2. Der Begriff des Familienangehörigen iS des § 7 Abs 1 S 1 AsylbLG ist nicht mit dem des Angehörigen in § 11 Abs 1 Nr 1 StGB gleichzusetzen.

3. Das Tatbestandsmerkmal der Familienangehörigkeit iS des § 7 Abs 1 AsylbLG setzt entweder eine Ehe (oder eine eheähnliche Lebenspartnerschaft), eine Verwandtschaft in gerade Linie iS des § 1589 S 1 BGB bzw eine entsprechende Schwägerschaft (§ 1590 BGB) oder aber ein entsprechendes tatsächliches Verhältnis (sog Stiefelternfälle) voraus.

 

Tenor

Der Beklagte wird unter Aufhebung des Bescheides vom 08.06.2009 in der Fassung des Widerspruchsbescheides vom 06.08.2009 verurteilt, den Klägerinnen Leistungen nach dem Asylbewerberleistungsgesetz ohne Berücksichtigung der Einkommens- und Vermögensverhältnisse der Eheleute Mu. und Ma. sowie deren Kindern zu zahlen.

Der Beklagte hat die außergerichtlichen Kosten der Klägerinnen zu erstatten.

 

Tatbestand

Die Klägerinnen begehren Leistungen nach dem Asylbewerberleistungsgesetz (AsylbLG).
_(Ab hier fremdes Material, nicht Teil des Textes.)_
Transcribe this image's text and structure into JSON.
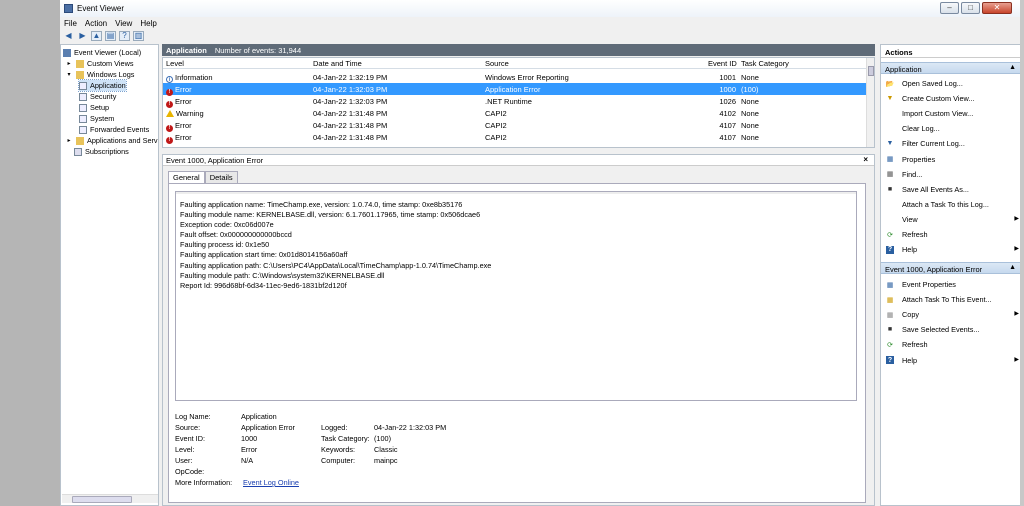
{
  "window": {
    "title": "Event Viewer"
  },
  "menu": [
    "File",
    "Action",
    "View",
    "Help"
  ],
  "tree": {
    "root": "Event Viewer (Local)",
    "custom_views": "Custom Views",
    "windows_logs": "Windows Logs",
    "logs": [
      "Application",
      "Security",
      "Setup",
      "System",
      "Forwarded Events"
    ],
    "apps_services": "Applications and Servic",
    "subscriptions": "Subscriptions"
  },
  "center": {
    "log_name": "Application",
    "event_count": "Number of events: 31,944",
    "columns": {
      "level": "Level",
      "date": "Date and Time",
      "source": "Source",
      "event_id": "Event ID",
      "task": "Task Category"
    },
    "rows": [
      {
        "level": "Information",
        "date": "04-Jan-22 1:32:19 PM",
        "source": "Windows Error Reporting",
        "event_id": "1001",
        "task": "None"
      },
      {
        "level": "Error",
        "date": "04-Jan-22 1:32:03 PM",
        "source": "Application Error",
        "event_id": "1000",
        "task": "(100)"
      },
      {
        "level": "Error",
        "date": "04-Jan-22 1:32:03 PM",
        "source": ".NET Runtime",
        "event_id": "1026",
        "task": "None"
      },
      {
        "level": "Warning",
        "date": "04-Jan-22 1:31:48 PM",
        "source": "CAPI2",
        "event_id": "4102",
        "task": "None"
      },
      {
        "level": "Error",
        "date": "04-Jan-22 1:31:48 PM",
        "source": "CAPI2",
        "event_id": "4107",
        "task": "None"
      },
      {
        "level": "Error",
        "date": "04-Jan-22 1:31:48 PM",
        "source": "CAPI2",
        "event_id": "4107",
        "task": "None"
      }
    ]
  },
  "detail": {
    "title": "Event 1000, Application Error",
    "close": "×",
    "tabs": [
      "General",
      "Details"
    ],
    "description": [
      "Faulting application name: TimeChamp.exe, version: 1.0.74.0, time stamp: 0xe8b35176",
      "Faulting module name: KERNELBASE.dll, version: 6.1.7601.17965, time stamp: 0x506dcae6",
      "Exception code: 0xc06d007e",
      "Fault offset: 0x000000000000bccd",
      "Faulting process id: 0x1e50",
      "Faulting application start time: 0x01d8014156a60aff",
      "Faulting application path: C:\\Users\\PC4\\AppData\\Local\\TimeChamp\\app-1.0.74\\TimeChamp.exe",
      "Faulting module path: C:\\Windows\\system32\\KERNELBASE.dll",
      "Report Id: 996d68bf-6d34-11ec-9ed6-1831bf2d120f"
    ],
    "props": {
      "log_name_label": "Log Name:",
      "log_name": "Application",
      "source_label": "Source:",
      "source": "Application Error",
      "logged_label": "Logged:",
      "logged": "04-Jan-22 1:32:03 PM",
      "event_id_label": "Event ID:",
      "event_id": "1000",
      "task_label": "Task Category:",
      "task": "(100)",
      "level_label": "Level:",
      "level": "Error",
      "keywords_label": "Keywords:",
      "keywords": "Classic",
      "user_label": "User:",
      "user": "N/A",
      "computer_label": "Computer:",
      "computer": "mainpc",
      "opcode_label": "OpCode:",
      "more_info_label": "More Information:",
      "more_info_link": "Event Log Online"
    }
  },
  "actions": {
    "title": "Actions",
    "section1": "Application",
    "items1": [
      "Open Saved Log...",
      "Create Custom View...",
      "Import Custom View...",
      "Clear Log...",
      "Filter Current Log...",
      "Properties",
      "Find...",
      "Save All Events As...",
      "Attach a Task To this Log...",
      "View",
      "Refresh",
      "Help"
    ],
    "section2": "Event 1000, Application Error",
    "items2": [
      "Event Properties",
      "Attach Task To This Event...",
      "Copy",
      "Save Selected Events...",
      "Refresh",
      "Help"
    ]
  },
  "colors": {
    "selection": "#3399ff",
    "header": "#5f6b78",
    "error": "#c01818",
    "warning": "#e8b400"
  }
}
Streitig ist, ob die Einkommens- und Vermögensverhältnisse des (Groß-) Onkels Berücksichtigung finden dürfen.

Die am 00.00.00 geborene Klägerin zu 1. und ihre am 00.00.00 geborene Tochter, die Klägerin zu 2., fallen - wie zwischen den Beteiligten unstreitig ist - grundsätzlich in den Anwendungsbereich des AsylbLG. Die Klägerin zu 1. lebt seit dem 00.00.00 im Haushalt der Eheleute Frau M und Herr M (ihrer leiblichen Tante und ihres angeheirateten Onkels) und hat am 00.00.00 ihre Tochter geboren. Außerdem leben in dem Haushalt die sechs Kinder der Eheleute M und M

Den am 00.00.00 gestellten Antrag auf Leistungen nach dem AsylbLG lehnte der Beklagte mit Bescheid vom 00.00.00 unter Hinweis auf die Einkommens- und Vermögensverhältnisse der übrigen Haushaltsangehörigen ab.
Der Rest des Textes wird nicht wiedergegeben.